I was at an SF coffee shop a few weeks after coming home where it seemed that everyone in line in front of me was paying using a small, grey computer screen/keyboard at the counter.  I saw no cash being exchanged and panicked.  Had we gone cashless?  That might sound a bit crazy, but I thought of my recent experience at a number of cafes and markets in Amsterdam that now only accept card payments.  In one Dutch market, I had to step out of line because I couldn't pay (with cash) for my groceries.  The checker had felt sorry for me and was prepared to pay for my groceries with his bank card had I been able to give him exact money for the bill.  I couldn't and left the store grocery-less.  Perhaps this particular cafe in San Francisco had gone the way of the Dutch?  I dreaded not being able to pay for my fare as I both didn't yet have a debit card and had no idea what was happening with the grey keyboards.  'Do you not accept cash?' I asked the cashier.  I was relieved when the cashier told me that, of course, cash was accepted.  She looked a me a bit funny and said rather slowly, 'No, we take cash'.  I then felt compelled to explain the situation in Amsterdam.
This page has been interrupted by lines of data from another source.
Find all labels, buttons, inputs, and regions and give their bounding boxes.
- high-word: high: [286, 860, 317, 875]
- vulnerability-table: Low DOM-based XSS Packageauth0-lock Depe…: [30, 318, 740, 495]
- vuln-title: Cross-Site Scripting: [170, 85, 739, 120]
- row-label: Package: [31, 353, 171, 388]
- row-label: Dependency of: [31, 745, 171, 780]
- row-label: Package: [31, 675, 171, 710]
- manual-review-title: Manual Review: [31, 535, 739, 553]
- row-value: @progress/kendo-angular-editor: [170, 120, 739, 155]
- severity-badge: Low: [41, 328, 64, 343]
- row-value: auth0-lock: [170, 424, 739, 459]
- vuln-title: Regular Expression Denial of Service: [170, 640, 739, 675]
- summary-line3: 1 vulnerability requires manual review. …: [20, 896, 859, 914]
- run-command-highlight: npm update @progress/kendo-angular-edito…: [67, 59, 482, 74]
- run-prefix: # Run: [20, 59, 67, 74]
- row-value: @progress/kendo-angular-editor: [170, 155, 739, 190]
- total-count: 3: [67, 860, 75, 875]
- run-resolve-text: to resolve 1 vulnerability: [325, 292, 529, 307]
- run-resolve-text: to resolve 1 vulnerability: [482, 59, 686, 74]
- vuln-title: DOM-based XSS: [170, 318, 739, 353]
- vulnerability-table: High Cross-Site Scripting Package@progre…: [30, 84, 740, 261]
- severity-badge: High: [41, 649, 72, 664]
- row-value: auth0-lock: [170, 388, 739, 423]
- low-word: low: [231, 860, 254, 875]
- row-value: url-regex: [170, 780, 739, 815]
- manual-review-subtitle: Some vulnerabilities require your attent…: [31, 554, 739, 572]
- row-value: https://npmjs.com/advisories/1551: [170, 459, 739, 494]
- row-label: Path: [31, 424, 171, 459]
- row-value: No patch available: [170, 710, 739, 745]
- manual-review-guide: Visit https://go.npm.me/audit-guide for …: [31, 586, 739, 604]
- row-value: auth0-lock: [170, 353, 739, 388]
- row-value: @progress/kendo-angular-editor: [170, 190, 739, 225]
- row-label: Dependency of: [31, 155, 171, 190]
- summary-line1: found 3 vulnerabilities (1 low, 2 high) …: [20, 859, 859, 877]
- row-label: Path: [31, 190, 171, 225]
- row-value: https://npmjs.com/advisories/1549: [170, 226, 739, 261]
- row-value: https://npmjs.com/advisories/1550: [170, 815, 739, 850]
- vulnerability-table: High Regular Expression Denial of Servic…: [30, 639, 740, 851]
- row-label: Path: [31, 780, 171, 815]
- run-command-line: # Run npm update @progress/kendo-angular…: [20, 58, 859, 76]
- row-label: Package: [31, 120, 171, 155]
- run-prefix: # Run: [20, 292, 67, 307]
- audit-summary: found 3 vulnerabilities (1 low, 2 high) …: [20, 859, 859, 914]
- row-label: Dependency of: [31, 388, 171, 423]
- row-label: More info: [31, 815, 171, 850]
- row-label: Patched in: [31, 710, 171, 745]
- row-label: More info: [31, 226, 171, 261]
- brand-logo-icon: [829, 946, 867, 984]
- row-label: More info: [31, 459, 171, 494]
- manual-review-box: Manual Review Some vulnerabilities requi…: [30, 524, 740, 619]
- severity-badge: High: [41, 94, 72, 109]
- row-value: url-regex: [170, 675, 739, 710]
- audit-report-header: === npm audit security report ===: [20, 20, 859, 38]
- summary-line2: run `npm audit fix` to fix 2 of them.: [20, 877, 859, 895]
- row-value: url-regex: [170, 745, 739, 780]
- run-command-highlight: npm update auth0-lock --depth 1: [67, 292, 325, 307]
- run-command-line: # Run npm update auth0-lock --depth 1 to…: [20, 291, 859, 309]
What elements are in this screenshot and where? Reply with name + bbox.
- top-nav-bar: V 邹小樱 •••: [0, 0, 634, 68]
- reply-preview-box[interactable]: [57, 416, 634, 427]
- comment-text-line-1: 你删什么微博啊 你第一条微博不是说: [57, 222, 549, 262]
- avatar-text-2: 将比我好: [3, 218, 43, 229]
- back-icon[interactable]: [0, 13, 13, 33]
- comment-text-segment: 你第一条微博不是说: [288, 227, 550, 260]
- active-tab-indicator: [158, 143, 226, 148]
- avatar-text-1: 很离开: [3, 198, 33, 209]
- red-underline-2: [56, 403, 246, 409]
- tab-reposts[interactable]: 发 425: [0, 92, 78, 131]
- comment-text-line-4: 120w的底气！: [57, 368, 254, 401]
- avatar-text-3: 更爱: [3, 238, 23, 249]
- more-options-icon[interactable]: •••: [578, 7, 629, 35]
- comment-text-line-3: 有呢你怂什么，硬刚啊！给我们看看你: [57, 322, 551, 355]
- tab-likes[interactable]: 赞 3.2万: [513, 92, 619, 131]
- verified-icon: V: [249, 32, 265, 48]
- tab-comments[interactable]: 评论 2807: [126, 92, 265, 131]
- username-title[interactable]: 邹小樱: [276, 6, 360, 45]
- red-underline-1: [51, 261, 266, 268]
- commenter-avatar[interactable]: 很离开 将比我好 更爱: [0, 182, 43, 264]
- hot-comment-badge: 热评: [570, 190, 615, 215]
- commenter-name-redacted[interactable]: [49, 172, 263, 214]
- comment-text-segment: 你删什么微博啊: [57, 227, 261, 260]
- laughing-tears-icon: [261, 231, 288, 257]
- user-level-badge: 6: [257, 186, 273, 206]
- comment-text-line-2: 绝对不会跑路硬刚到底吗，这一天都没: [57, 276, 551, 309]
5. Just because people don't have time to visit with you right away, doesn't mean that they don't care.

Some friends and family will make time to see you as soon you're back in the country and some won't.  A dear family member of mine kept telling me when I still lived in Zurich how she was absolutely going to make more to see me once I'd moved back home.  I was touched by the sentiment as I love spending time with her, but hadn't held my breath.  We live about sixty miles from each other in a state that has a poor public transportation system.  I don't have a car and she's quite busy with work and child-rearing, so in the last three months of my being home we've seen each other once (at a group function).  

I had a 'groundhog day' experience with a friend and his partner when I first moved home.  I'd receive regular texts from them at the weekend expressing interest in meeting up for drinks the following week.  I'd always respond in the affirmative, suggesting a date and time and get no response.  The very same query would come again at the weekend, I'd respond and then silence.  This exchange went on for four weeks.  The trick is to not take anything personally.  And, finally, I did reconnect with this couple and it was grand.

Mostly, I'm glad to be home, but it doesn't always feel like home.  After a six year absence, it seems that I have a lot to (re)learn before I'm totally comfortable with living in California again.